高速で進んだインフラ環境の整備、活用率も向上
最初に登壇した、文部科学省 初等中等教育局 学校情報基盤・教材課 課長の寺島氏は、GIGAスクール構想の整備状況を共有した。
GIGAスクール構想の取り組み開始から5年ほど経過した現在。コロナ禍の影響もあって、端末とネットワークといったインフラの普及は高速で進んでおり、この令和6年度で小学校1年生から高校3年生までの全校で1人1台端末の整備が完了する。寺島氏は「世界を見渡しても、この規模で1人1台の環境が整備されている国は少ない」と説明した。
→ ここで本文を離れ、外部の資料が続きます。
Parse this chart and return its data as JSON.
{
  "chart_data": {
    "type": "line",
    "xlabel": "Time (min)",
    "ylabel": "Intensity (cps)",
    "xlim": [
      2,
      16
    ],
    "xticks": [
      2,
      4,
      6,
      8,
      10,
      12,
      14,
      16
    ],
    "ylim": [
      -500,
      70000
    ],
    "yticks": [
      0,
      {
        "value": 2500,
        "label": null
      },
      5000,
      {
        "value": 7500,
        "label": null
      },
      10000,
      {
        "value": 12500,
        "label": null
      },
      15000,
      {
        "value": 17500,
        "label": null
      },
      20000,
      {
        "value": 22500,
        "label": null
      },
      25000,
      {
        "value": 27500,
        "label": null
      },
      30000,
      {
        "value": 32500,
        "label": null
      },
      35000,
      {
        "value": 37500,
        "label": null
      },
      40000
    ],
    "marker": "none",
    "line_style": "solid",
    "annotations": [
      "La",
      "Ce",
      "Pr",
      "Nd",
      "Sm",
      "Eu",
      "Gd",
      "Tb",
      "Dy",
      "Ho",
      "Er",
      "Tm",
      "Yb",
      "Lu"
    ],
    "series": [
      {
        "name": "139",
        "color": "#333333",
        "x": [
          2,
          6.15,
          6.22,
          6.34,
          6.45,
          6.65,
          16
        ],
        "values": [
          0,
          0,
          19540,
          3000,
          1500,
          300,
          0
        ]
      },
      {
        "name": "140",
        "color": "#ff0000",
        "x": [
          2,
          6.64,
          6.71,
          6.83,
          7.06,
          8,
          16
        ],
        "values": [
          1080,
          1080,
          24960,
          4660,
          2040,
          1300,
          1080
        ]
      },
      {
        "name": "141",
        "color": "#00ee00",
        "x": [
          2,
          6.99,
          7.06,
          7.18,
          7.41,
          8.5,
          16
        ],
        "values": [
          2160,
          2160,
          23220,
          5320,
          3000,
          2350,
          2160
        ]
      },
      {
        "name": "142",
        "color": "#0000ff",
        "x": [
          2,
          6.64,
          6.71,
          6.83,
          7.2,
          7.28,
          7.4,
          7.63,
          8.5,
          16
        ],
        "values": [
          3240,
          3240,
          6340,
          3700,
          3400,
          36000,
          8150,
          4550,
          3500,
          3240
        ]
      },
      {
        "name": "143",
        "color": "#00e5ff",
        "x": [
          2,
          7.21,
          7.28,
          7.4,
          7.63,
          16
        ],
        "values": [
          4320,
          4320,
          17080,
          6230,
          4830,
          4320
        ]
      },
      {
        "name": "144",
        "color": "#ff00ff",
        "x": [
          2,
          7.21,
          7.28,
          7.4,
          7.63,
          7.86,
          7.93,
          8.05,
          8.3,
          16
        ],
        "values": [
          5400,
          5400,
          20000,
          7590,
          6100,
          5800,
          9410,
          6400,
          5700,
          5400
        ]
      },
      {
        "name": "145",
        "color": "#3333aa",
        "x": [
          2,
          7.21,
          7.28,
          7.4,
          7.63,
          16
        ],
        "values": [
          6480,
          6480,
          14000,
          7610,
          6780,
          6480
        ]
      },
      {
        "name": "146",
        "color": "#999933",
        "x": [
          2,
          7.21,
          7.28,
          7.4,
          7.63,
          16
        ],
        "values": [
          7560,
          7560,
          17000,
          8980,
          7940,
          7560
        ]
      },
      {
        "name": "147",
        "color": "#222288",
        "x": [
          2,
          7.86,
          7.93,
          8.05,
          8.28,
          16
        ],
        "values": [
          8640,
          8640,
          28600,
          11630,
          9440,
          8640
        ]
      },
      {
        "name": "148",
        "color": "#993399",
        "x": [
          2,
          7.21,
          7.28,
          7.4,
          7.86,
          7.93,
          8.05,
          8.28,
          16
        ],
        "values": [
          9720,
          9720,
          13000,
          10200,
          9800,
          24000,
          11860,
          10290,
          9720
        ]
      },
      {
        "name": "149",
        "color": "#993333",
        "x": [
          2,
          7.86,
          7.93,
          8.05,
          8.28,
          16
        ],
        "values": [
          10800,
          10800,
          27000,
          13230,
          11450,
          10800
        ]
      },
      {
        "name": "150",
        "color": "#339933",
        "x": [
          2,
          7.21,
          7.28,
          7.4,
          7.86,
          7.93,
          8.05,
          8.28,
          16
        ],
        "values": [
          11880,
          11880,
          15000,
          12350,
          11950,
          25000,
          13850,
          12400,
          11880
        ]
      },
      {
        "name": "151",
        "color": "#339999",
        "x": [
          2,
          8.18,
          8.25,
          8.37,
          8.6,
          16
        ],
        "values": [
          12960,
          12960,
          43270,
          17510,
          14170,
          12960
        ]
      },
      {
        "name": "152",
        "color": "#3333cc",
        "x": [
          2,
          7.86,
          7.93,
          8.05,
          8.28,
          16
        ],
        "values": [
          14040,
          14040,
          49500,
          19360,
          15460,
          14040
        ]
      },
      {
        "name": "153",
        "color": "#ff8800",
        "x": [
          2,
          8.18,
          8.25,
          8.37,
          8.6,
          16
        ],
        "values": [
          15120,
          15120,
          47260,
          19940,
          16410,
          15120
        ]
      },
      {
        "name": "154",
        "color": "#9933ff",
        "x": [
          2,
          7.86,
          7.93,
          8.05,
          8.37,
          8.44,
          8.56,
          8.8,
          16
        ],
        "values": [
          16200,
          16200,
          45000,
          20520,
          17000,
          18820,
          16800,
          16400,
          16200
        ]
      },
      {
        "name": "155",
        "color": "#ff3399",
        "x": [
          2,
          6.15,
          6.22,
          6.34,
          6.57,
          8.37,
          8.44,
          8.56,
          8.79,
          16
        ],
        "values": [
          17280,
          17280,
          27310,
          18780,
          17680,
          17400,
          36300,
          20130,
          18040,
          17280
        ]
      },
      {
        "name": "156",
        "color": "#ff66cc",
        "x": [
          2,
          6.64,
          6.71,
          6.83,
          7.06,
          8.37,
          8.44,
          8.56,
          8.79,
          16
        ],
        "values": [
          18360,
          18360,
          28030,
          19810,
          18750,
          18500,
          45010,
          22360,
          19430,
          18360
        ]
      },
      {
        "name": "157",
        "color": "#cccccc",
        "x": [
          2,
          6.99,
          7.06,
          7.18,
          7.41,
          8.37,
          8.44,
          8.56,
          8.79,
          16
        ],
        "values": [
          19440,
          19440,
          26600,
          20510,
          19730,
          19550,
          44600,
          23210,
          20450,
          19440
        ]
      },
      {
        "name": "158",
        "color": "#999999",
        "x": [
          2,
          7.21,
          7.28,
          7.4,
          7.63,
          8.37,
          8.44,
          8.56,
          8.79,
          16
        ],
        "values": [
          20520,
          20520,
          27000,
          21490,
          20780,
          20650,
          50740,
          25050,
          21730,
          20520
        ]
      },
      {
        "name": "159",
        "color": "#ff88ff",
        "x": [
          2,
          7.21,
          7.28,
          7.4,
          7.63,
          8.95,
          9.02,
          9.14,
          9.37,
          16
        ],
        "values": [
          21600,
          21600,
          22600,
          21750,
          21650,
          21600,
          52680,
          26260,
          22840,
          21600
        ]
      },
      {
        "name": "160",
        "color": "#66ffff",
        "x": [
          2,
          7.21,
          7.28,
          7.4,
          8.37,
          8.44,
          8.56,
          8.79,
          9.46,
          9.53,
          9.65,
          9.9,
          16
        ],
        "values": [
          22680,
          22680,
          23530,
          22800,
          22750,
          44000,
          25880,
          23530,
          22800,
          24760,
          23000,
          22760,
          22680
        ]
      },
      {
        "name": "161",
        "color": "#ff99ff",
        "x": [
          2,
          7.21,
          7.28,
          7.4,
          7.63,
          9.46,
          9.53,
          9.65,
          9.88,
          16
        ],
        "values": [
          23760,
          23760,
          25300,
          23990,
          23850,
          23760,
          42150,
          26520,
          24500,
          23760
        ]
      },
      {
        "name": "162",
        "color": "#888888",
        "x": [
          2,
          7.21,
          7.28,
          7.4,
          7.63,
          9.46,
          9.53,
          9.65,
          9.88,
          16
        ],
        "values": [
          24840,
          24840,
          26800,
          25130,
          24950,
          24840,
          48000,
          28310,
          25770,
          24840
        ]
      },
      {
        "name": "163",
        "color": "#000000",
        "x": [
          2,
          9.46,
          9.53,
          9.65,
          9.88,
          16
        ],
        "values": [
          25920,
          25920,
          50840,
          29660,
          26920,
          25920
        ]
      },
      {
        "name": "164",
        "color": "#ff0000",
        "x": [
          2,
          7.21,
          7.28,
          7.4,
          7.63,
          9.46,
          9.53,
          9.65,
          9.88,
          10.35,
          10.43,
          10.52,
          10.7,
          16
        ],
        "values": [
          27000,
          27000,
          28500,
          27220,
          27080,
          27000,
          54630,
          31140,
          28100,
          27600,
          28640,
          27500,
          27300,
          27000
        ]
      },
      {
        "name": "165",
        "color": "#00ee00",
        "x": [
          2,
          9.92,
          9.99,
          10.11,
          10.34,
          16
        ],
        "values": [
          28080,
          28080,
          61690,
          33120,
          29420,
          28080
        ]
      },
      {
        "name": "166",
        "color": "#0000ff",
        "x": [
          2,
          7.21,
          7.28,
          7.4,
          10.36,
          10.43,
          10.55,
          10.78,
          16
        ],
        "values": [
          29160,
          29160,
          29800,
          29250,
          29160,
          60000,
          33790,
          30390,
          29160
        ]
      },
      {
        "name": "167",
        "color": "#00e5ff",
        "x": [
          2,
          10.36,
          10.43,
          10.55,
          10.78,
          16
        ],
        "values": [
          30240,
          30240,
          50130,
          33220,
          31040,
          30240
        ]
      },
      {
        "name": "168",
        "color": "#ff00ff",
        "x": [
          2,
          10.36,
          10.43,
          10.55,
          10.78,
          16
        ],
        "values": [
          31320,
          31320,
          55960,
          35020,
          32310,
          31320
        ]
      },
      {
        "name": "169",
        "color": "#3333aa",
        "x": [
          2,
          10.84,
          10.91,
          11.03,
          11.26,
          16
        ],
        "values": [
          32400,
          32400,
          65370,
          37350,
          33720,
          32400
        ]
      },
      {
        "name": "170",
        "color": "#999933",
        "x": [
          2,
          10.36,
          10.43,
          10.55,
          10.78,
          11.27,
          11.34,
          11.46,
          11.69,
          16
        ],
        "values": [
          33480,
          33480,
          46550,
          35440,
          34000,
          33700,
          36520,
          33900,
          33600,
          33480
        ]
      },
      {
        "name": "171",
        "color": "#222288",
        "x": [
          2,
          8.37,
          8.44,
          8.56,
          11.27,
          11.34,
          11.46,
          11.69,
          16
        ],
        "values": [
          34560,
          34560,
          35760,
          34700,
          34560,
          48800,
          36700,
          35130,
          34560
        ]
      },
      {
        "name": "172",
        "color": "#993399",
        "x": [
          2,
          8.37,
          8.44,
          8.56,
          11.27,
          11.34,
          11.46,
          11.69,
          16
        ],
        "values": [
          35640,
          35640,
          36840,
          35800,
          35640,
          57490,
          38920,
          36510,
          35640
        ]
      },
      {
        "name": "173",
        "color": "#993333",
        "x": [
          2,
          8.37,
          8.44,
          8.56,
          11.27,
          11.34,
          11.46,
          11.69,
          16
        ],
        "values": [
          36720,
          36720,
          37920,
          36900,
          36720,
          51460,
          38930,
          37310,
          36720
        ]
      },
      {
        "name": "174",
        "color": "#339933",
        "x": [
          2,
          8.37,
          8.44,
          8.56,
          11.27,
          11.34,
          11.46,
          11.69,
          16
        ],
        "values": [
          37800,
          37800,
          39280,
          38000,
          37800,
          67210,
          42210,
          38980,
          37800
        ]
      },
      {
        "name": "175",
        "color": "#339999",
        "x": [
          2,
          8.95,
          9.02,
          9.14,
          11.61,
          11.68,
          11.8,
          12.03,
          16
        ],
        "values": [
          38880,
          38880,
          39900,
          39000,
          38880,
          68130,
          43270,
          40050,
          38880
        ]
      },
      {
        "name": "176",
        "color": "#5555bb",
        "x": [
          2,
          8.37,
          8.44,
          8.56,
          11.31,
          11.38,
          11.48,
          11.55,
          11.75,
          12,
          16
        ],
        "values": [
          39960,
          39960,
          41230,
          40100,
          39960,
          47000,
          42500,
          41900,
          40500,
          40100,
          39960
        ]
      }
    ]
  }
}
学校現場での活用率も順調に伸びている。寺島氏は、昨年度の全国学力・学習状況調査の質問紙調査の結果を示し、小学校では約65%、中学校でも60%以上の学校が「1人1台端末をはじめとしたICT機器を毎日授業で使っている」と回答したと明かした。また、端末を持ち帰って家庭で活用するケースも増加しており、多くの学校で、授業と家庭学習での日常的な端末利用が定着している。
GIGAスクール構想の効果は? 見えてきた課題も
では、ICTの環境整備と活用が進む中、その効果はどこに表れているのだろうか。令和5年の全国学力・学習状況調査の結果と、ICT活用の頻度を見比べても、「教科の平均得点との直接的な相関はあまり見られない」と寺島氏は述べる。
他方で「ICT機器の活用」と「主体的・対話的で深い学び」との関係に注目すると、一定の相関関係が見られる。主体的・対話的で深い学びの視点からの授業改善を行っている学校ほどICT機器を活用している傾向があるのだ。例えば「学習やグループで課題を設定し、その解決に向けて話し合い、まとめ、発表するなどの学習活動を行った」という質問に対して「よく行った」「どちらかといえば行った」と解答している学校は、PC・タブレットの使用頻度も高い。
そして、児童生徒への調査で主体的・対話的で深い学びを実践しているかを尋ねた質問では、「自分の考えがうまく伝わるよう、資料や文章、話の組立てなどを工夫して発表をしていた」という項目に「発表していた」「どちらかといえば発表していた」とポジティブな回答をしているほど、国語・算数の平均正答率が高くなることもわかった。また、主体的・対話的で深い学びを実現する授業を行っているほど、「学校へ行くのが楽しい」「自分と違う意見について考えるのは楽しい」と回答する児童生徒が多いことも示された。
このことから、寺島氏は「主体的対話的で深い学びは、指導要領が目指す『多様な主体と協働して自分の意見を形成する』によい影響を与えている。そのような授業を高いレベルで実現できるのがICT端末ではないか」と考察した。
しかし、ほぼ毎日活用すると解答した小中学校でも「児童生徒が自分の考えをまとめ、発表・表現する場面」「児童生徒同士がやり取りする場面」といった、主体的・対話的で深い学びに寄与する場面での活用は10%台にとどまる。寺島氏は、こうした場面での活用促進を「今後の課題」として指摘した。
また、GIGAスクール構想の効果のひとつとして「PISA 2022」の結果を共有。PISAは高校1年生を対象に、知識や技能を実生活の課題にどの程度活用できるかを問うテストで、2015年より筆記型からコンピューター調査に移行した。「Excel」などソフトウェアを動かしながら答える問題も出題される。
PISA 2022の対象だった世代は、遅くとも中学生3年生のときから1人1台端末の環境で学んでいる。寺島氏は、日本の結果を「数学をはじめ、非常に良好だった」と評価し、「端末を使いこなせる世代だからこその結果では」と分析した。
一方で、PISAのアンケート調査によって高校でもICT活用の場面に偏りがあることが判明した。教科ごとの活用頻度は、国語・数学・理科ともにOECD加盟国の平均を下回った。さらに、探究型教育における使用頻度についてはOECD加盟国で最下位の結果に。寺島氏は「数年すれば、小学校1年生から9年間1人1台端末の環境で育ってきた生徒が高校に入ってくる。そのときに高校の授業がこのままではまずいという問題意識を持っている」と課題を語った。